I didn't mean it as an all or nothing in terms of trade. Globalization has made countries reliant on each other and during this time of crisis where countries are locking themselves down and are consequently on their own for the most part, it begins to show that said reliance was maybe not such a good idea as it seemed. Producing meds and other things in China etc. may be cheaper, but it also makes the supply chains much more vulnerable.
Finding a happy medium between globalization and local production would not only provide more stability during times of extraordinary circumstances, but also create more jobs on a permanent basis. The corona crisis is something that gets more people to think about if the cheapest option is always the best, so the governing political parties are actually granted an opportunity to make changes without having to fear to lose votes in the next election.
Here's some irony. I think you just expressed the closest thing Donald Trump has to a consistent political and economic philosophy.
I suppose you consider it irony because you assume that I have to be 100% against everything Donald Trump does.

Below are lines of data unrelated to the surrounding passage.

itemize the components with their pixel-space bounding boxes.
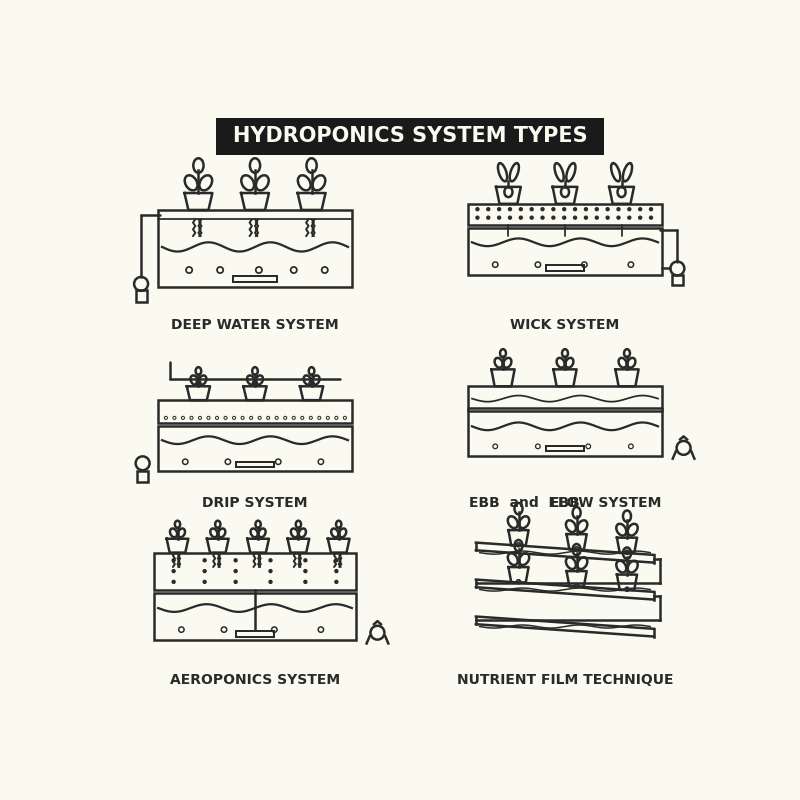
Circle shape — [617, 216, 620, 219]
Circle shape — [234, 580, 237, 583]
Circle shape — [498, 208, 501, 210]
Circle shape — [574, 216, 577, 219]
Circle shape — [203, 558, 206, 562]
Bar — [468, 204, 662, 226]
Circle shape — [606, 208, 609, 210]
Bar — [234, 276, 277, 282]
Text: HYDROPONICS SYSTEM TYPES: HYDROPONICS SYSTEM TYPES — [233, 126, 587, 146]
Circle shape — [628, 208, 631, 210]
Text: NUTRIENT FILM TECHNIQUE: NUTRIENT FILM TECHNIQUE — [457, 673, 674, 686]
Circle shape — [509, 208, 511, 210]
Bar — [468, 386, 662, 408]
Bar — [216, 118, 604, 154]
Circle shape — [638, 208, 642, 210]
Circle shape — [530, 208, 534, 210]
Text: WICK SYSTEM: WICK SYSTEM — [510, 318, 620, 333]
Bar — [158, 400, 352, 423]
Circle shape — [650, 216, 653, 219]
Circle shape — [628, 216, 631, 219]
Circle shape — [530, 216, 534, 219]
Circle shape — [595, 216, 598, 219]
Circle shape — [584, 216, 587, 219]
Circle shape — [498, 216, 501, 219]
Circle shape — [476, 208, 479, 210]
Circle shape — [269, 580, 272, 583]
Circle shape — [269, 558, 272, 562]
Circle shape — [269, 570, 272, 573]
Bar — [158, 210, 352, 287]
Circle shape — [172, 570, 175, 573]
Bar — [158, 426, 352, 471]
Circle shape — [519, 216, 522, 219]
Circle shape — [562, 208, 566, 210]
Bar — [236, 462, 274, 467]
Bar — [546, 446, 584, 451]
Text: EBB  and  FLOW SYSTEM: EBB and FLOW SYSTEM — [469, 495, 661, 510]
Text: DEEP WATER SYSTEM: DEEP WATER SYSTEM — [171, 318, 339, 333]
Bar — [154, 553, 356, 590]
Circle shape — [541, 216, 544, 219]
Circle shape — [650, 208, 653, 210]
Circle shape — [335, 570, 338, 573]
Bar — [154, 593, 356, 640]
Bar — [138, 471, 148, 482]
Circle shape — [335, 558, 338, 562]
Circle shape — [304, 558, 307, 562]
Circle shape — [606, 216, 609, 219]
Circle shape — [486, 208, 490, 210]
Text: AEROPONICS SYSTEM: AEROPONICS SYSTEM — [170, 673, 340, 686]
Circle shape — [203, 580, 206, 583]
Circle shape — [562, 216, 566, 219]
Circle shape — [552, 216, 555, 219]
Circle shape — [574, 208, 577, 210]
Circle shape — [584, 208, 587, 210]
Circle shape — [486, 216, 490, 219]
Bar — [468, 411, 662, 455]
Bar — [468, 229, 662, 274]
Circle shape — [304, 570, 307, 573]
Circle shape — [509, 216, 511, 219]
Circle shape — [172, 558, 175, 562]
Bar — [136, 290, 146, 302]
Circle shape — [234, 570, 237, 573]
Circle shape — [234, 558, 237, 562]
Bar — [546, 266, 584, 270]
Circle shape — [617, 208, 620, 210]
Circle shape — [203, 570, 206, 573]
Bar — [236, 631, 274, 637]
Circle shape — [335, 580, 338, 583]
Text: EBB: EBB — [550, 495, 580, 510]
Text: DRIP SYSTEM: DRIP SYSTEM — [202, 495, 308, 510]
Bar — [672, 274, 683, 286]
Circle shape — [595, 208, 598, 210]
Circle shape — [638, 216, 642, 219]
Circle shape — [519, 208, 522, 210]
Circle shape — [476, 216, 479, 219]
Circle shape — [172, 580, 175, 583]
Circle shape — [552, 208, 555, 210]
Circle shape — [304, 580, 307, 583]
Circle shape — [541, 208, 544, 210]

The idea to keep money circulating in the country that it's spent in is good, but there are different ways to go about it. Trump engaging in trade wars with multiple trading blocks at once was definitely not the right path because it sent down the stock market and created a lot of uncertainty. A continuous strategy of raising tariffs by a small percentage every year over the course of a decade to allow companies to prepare for a changing marketplace would be a lot more sensible than dropping the hammer of an immediate 25% raise to show off without having a real long term strategy.